Second, can we re-design U.S. healthcare away from a break-fix model to fund greater prevention up-stream, and prevent avoidable diseases for those health citizens?
Third, how can we finance health care to move away from cost-shifting into a more rational economic model, turning away from Whac-a-mole health care allocations? And,
Fourth, “can we move away from hospital-centered care to systems of health?” Tom asked.
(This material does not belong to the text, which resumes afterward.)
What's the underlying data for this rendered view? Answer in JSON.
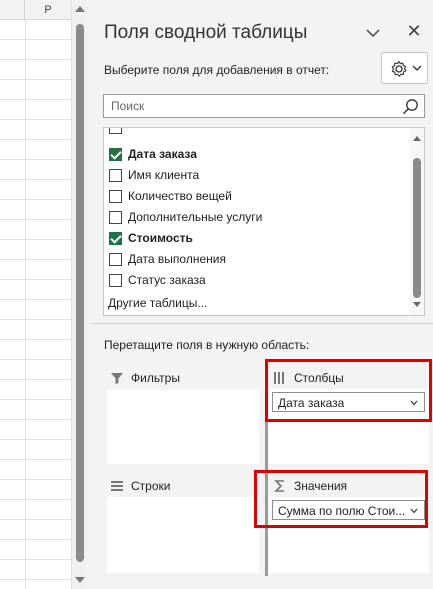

In this pillar, Tom is thinking about health care’s role in improving the environment, in bolstering peoples’ access to healthy food systems, and to enabling healthy communities.
“That, across these four questions, is to me the prescription going forward,” Tom recommended.
This is not your mother’s health care reform book
Tom laid out the roadmap for his book, chapter by chapter, asking questions at the end of each to inspire each of us to find our inner voices on a variety of health care system issues, from health care costs and financing to paying for prevention versus “the break-fix model” and food-as-medicine.
“Before I started writing Health Care Nation, I reviewed at least 50 books that had been written in past decade on topic of ‘health care reform,’” Tom explained. “You will not find me talking about health care reform – which has become a trigger phrase that immediately starts the political discourse that has marred constructive dialogue for the past couple of decades,” he believes.
Tom’s book is different, he says, first and foremost because he does not play a “blame game” in the 150+ pages of the publication. “The purpose of my books is not to blame any one stakeholder or organization in health care.” Instead, Tom’s intent is to identify the underlying factors that cause our health care system to under-perform, under-deliver, and over-cost.
“I believe that we are looking for a Rosa Parks moment for health care,” Tom envisions.
Health Care Nation is available on Amazon, Audible, and wherever you like to get your books. Let’s find our collective voice for health care citizenship.